Semester(s) Offered: Spring
Course Call Number: GAMES-GT 407, GAMES-UT 407
Taught By: Jesse Fuchs
The traditional deck of cards is a device of unparalleled convenience, accessibility, and flexibility. As pocketable as a harmonica yet possessing the spectrum of a piano, this humblest of gaming platforms supports an amazing variety of games: historical classics, 20th century classics, and games by modern game designers, ranging from children’s games to the most intense mental contests, along with everything in between. Every game designer should be conversant with the basic history of playing cards, possessed of a wide selection of games that can be played with a standard deck, and comfortable with using it as a design tool that can often cut straight to the heart of a game mechanic.

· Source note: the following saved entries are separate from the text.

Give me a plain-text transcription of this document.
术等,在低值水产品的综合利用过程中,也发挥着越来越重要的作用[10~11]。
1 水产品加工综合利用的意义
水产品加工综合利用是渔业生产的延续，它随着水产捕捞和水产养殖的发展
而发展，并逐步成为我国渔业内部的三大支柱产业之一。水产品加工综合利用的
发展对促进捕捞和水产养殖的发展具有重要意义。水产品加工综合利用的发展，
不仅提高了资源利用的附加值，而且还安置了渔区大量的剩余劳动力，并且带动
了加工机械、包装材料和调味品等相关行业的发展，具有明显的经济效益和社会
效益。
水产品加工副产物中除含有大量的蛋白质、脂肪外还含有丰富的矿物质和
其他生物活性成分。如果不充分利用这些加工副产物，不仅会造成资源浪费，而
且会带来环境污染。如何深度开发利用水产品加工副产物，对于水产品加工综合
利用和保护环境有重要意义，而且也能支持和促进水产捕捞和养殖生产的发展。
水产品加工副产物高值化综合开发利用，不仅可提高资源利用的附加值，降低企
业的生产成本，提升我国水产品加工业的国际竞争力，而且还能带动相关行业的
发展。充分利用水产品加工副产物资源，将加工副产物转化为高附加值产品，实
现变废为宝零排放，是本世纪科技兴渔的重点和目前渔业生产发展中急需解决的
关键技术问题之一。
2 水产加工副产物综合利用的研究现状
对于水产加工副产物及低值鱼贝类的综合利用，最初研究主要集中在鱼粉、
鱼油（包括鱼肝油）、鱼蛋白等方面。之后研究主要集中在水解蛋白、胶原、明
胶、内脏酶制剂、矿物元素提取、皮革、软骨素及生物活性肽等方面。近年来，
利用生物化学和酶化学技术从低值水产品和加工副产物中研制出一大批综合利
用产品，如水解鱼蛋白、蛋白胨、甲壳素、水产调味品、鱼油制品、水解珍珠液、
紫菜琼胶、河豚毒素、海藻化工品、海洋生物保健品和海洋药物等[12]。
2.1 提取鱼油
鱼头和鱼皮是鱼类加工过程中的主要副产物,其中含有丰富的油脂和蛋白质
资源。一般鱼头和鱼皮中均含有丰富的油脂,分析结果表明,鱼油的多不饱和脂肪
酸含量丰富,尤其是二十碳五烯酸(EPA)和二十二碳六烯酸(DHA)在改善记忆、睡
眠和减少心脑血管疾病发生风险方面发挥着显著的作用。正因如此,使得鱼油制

Upon completion of this course, the student will:
1) Be familiar with a wide variety of card games: important historical examples, games by 20th century designers such as Sid Sackson, Robert Abbott, and David Parlett, and modern games by recent designers such as Zach Gage and Richard Garfield.
2) Understand how to use online resources to research and learn new card games.
3) Learn how to not only design but explain their own card games, with a focus on writing clear and comprehensible sets of rules, including strategies and other aids to beginning players.
4) Gain an understanding of the history of playing cards: the contested stories of their origin, the genres that sprung up throughout the centuries and how they evolved, and how these reflected the changing cultural attitudes towards them.
5) Gain an internal understanding of what kind of games you enjoy, what kind of games you don’t, and why you have those preferences.